The US Food and Drug Administration (FDA) has denied instituting any dramatic policy change in the way drugs in clinical trials are assessed for potential risk of suicidiality. “We are not requiring this information broadly as part of drug applications,” the agency stressed.

Last week a report in The New York Times claimed the FDA had quietly introduced “new rules” requiring drug manufacturers to study closely whether patients became suicidal during clinical studies. The newspaper called this “one of the most profound changes of the past 16 years to regulations governing drug development”.

The FDA says, though, it has been asking for this information “for some time” on a case-by-case basis, when other drugs in the same class “have been linked to suicidiality or when signals in clinical trial data suggest this might be a risk”.
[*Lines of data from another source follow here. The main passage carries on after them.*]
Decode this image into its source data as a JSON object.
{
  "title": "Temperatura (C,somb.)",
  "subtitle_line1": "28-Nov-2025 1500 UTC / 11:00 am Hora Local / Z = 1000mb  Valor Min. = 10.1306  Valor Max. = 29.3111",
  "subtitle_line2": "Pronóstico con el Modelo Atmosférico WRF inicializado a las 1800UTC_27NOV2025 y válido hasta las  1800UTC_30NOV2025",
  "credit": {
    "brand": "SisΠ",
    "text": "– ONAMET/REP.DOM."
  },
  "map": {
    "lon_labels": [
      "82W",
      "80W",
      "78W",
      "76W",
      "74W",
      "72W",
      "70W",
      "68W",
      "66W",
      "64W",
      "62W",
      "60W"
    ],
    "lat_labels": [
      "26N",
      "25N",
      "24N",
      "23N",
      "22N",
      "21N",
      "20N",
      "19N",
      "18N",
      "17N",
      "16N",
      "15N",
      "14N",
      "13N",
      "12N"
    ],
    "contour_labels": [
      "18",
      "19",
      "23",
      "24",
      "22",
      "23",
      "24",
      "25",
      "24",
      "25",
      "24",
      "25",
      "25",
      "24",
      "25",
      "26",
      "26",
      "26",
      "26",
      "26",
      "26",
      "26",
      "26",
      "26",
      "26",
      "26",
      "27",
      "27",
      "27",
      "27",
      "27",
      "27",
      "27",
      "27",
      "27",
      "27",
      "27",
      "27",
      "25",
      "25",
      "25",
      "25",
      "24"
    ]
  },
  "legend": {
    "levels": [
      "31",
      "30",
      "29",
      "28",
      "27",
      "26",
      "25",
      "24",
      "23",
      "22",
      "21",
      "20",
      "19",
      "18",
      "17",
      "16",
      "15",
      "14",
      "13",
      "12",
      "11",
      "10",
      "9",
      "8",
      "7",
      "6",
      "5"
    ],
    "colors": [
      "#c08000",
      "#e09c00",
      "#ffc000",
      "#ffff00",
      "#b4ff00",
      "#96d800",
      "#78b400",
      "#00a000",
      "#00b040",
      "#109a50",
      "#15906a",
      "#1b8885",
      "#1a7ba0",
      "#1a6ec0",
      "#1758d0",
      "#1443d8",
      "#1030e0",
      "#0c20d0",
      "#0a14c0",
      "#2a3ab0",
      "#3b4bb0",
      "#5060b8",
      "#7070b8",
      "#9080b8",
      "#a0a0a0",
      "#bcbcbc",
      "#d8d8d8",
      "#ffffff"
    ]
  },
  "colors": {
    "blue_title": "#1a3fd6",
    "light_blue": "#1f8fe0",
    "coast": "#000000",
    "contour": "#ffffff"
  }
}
As The New York Times noted, the issue goes back to the FDA’s still controversial meta-analysis showing that the average risk of suicidal behaviour or ‘suicidal ideation’ in more than 4,400 children and adolescents taking antidepressants was 4% compared with 2% on placebo. The finding led to the introduction of a ‘black box’ warning on antidepressants about increased risks of suicidal thoughts and behaviour in children and adolescents in October 2004.

One thing that convinced initially sceptical agency officials that the suicide risk with antidepressants was serious was a re-analysis of clinical trial data requested from Dr Kelly Posner and colleagues from Columba University and the New York State Psychiatric Institute’s Division of Child & Adolescent Psychiatry, the newspaper pointed out. Dr Posner’s team “created a detailed questionnaire called the Columbia Suicide Severity Rating Scale, now adopted by the drug agency as an often mandatory test to be used in clinical trials”, it added.

In fact, the Columbia Suicide Severity Rating Scale (C-SSRS) is a prospective version of the Columbia Classification Algorithm of Suicide Assessment (C-CASA), the standardised rating system used in the FDA’s meta-analysis of paediatric antidepressant trials. The agency says it contracted with Columbia University to develop this tool in 2001.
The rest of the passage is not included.